Pangeran Punggung Lebar dan Putri Kursi Roda
 
Aku mengingatnya kembali. Sore itu dengan buku hitam berisikan kumpulan puisi tulisan tangannya.  Aku diam, tak tertawa, tak menangis. Teringat, tak ada lagi suara mengalunkan sebuah “puisi” yang biasanya menemani malam panjang ku dikamar. Tak ada lagi kata-kata penyemangat yang selalu dilontarkan sebelum aku tenggelam dalam keheningan malam. Dan tak akan terdengar lagi tawanya.
Dan aku tak bisa berbuat apa-apa untuk nya, karena aku, Libby sigadis cacat dengan kedua kaki lumpuh lahir kedunia melalui 2 orang manusia yang paling sangat mencintai ku dan menerima semua ketidaksempurnaan untuk hidup lebih lama didunia. Rumah ku yang yang selalu ku sebut istana begitu indah untuk seorang aku,  Ayah dan Ibu ku bagai Raja dan Ratu yang bijaksana, memanja ku dengan kasih yang berlimpah. Dan aku bagai seorang putri cacat dengan kursi roda putih yang selalu berharap kelak akan datang seorang pangerang dengan punggung yang lebar bukan dengan kuda putihnya, yang akan menggendong ku dipunggung nya membawa ku berlari dari istana megah ini.
Aku bukan satu-satunya sigadis cacat yang dapat menikmati keindahan dunia ini. Tapi mungkin aku adalah satu-satunya sigadis cacat yang mengenal dia “sipangerang punggung lebar”, itu panggilannya dari ku. Dia lelaki yang ku kenal lewat cara yang tak biasa, aku menganggumi setiap puisi-pusinya dan akhirnya waktu itu mempertemukan kita. Dia sipangerang yang menggedong ku lalu meletakan ku dipunggung lebarnya membawa ku berlari keluar dari istana megah ini. Dia satu-satunya pangerang yang bilang “kaki ku indah” ketika semua orang menghina ku karena aku tak dapat berjalan. Masih teringat katanya “Kau si Putri kursi roda paling cantik di dunia”. Hanya saja saat itu aku marah padanya, dan kata-kata hanyalah sebuah hiburan untuk ku, pikirku.
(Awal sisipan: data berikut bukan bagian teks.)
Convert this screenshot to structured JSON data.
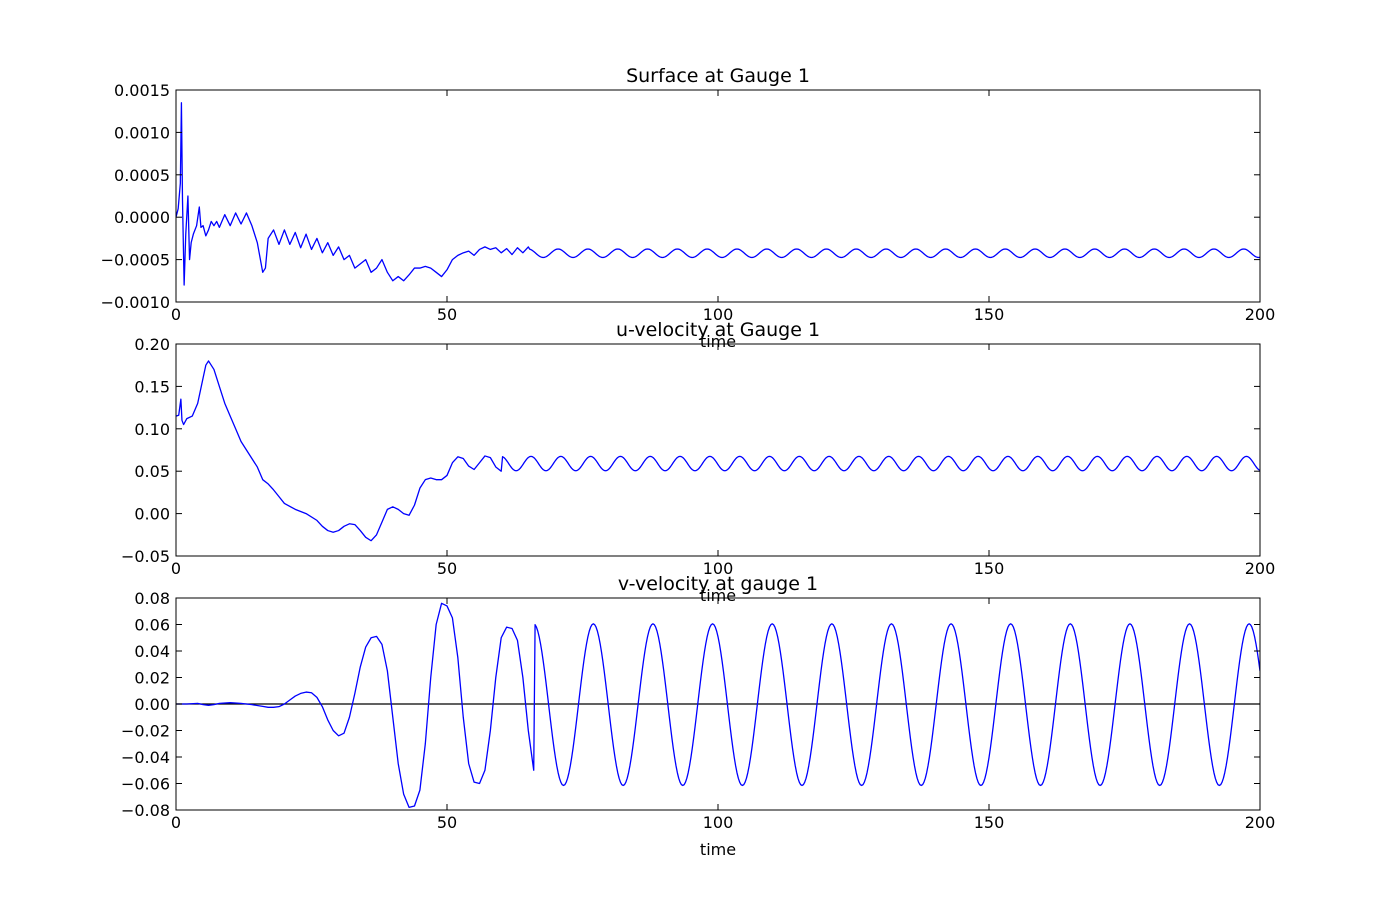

Tiga bulan setelah aku mengenalnya ibu bilang “Dia bukan lelaki yang baik untuk mu nak, suatu saat dia akan menyakitimu dan ibu tak mau itu terjadi pada mu”. Aku tak perduli dengan ucapan ibu, ibu tak mengenal dia, ibu tak pernah berbicara dengannya bahkan ibu tak tau siapa namanya. Kemudian ayahku pernah bilang “Lelaki yang pantas untuk mu adalah lelaki yang akan membuatmu selalu tertawa ketika dunia sedang membuat mu menangis” Aku pikir ayah menyukainya, karena ayah tau aku tak pernah lagi menangis sejak mengenalnya.
‘KU INGIN ENGKAU TAHU’
Aku…
Manusia egois yang pernah kukenal
Tak akan mampu kehilangan
Seakan semua tergenggam
Aku…
Manusia yang tiada pernah berarti
Tanpa balok penyanggah ketiadaan
Seakan semua terlewati
Aku…
Manusia yang tak akan pernah mencinta
Seakan yang ada hanya angkara
Walaupun sudut mendera
Dan aku…
Akan tetap dihatimu
Walau memandang lebar dunia
Hanya engkau yang menjadi mimpiku
**
Dia, sipangerang punggung lebar, menjadi orang yang paling terdekat dengan ku, menjadi orang yang paling nyaman dengan ku, orang yang paling sering menggedong ku membawa ku berlari. Selalu dengan puisi-puisi dia bacakan untuk ku, selalu ada kata penyemangat dia lontarkan untuk ku dan dia tak pernah lupa merayuku setiap aku mengerutkan kening ku di setiap kali dia membuatku marah. Hari itu setelah setahun kita mengenal, untuk pertama kalinya dia membuatku menangis.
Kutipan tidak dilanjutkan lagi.